Morningstar was beaming, eyes gloriously bright. “Charon here had an affair with Sephora. Morté's queen.”

I began to shake my head, looking at him disappointed, “you can't keep your mouth shut, can you?”

Nyx gasped, “does Morté know?”

I looked at her, “no, and he's never going to.” My eyes moved firmly to Morningstar. “You want me to stay around here, and still be as useful as I have been, then you make sure nobody talks of it outside of this room. It would mean her certain death.”

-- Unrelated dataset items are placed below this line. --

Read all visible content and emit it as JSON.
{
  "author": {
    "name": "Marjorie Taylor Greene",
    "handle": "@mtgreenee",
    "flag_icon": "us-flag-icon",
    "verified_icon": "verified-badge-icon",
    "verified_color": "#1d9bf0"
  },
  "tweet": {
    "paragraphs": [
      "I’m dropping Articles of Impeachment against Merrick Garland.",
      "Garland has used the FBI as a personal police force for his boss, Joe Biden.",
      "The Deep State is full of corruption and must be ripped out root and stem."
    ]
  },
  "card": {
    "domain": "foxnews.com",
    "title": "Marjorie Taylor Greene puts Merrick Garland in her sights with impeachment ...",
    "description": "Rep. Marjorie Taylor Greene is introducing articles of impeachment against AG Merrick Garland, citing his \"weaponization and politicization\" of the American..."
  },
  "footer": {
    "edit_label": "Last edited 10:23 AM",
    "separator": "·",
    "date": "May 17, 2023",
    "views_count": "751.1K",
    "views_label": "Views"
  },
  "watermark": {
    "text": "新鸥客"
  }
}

Morningstar surprisingly inclined his head in agreement. “Naturally. They will all agree. Everyone in here has my complete trust … aside from you.”

I rolled my eyes at him but concentrated back to Nyx. “Sephora and I … broke up, when she became pregnant, but is likely it is Morté's.”

“As are possibly more of them,” Morningstar nodded. “I know she has had many affairs over the millennia.”

“Then, why don't you go for one of them?” I scowled.

“Easy,” he shrugged, “I have confirmation she may be another man's daughter. That and she may come in handy in bribing yourself.”

My brow rose at the master manipulator before me, looking at him steadily. Slowly I leant back down, folding my arms along the top of the seat I was on, the dull golden manacles briefly glinting before I tugged the sleeves of the robe back down.

“If you are concerned I will not touch her. It will be nothing short of a deal of convenience, a power which Morté will believe has hold of me, before I find it apt to produce the truth.”

“And then destroy him?” I said in a low voice. “Because you have stopped me from doing that already. Or … can I just kill him now?”

“No, not now. But if the time is right we will destroy him, later,” he murmured in reply.

Slowly I breathed, judging him. Of course, it could turn out that Selene was Morté's after all. But then, if Morningstar was being sincere, he could claim the marriage was never consummated and thus have it annulled. For his own safety, and the personal wrath I would pour on him, were he to break that agreement, I hoped he would be true.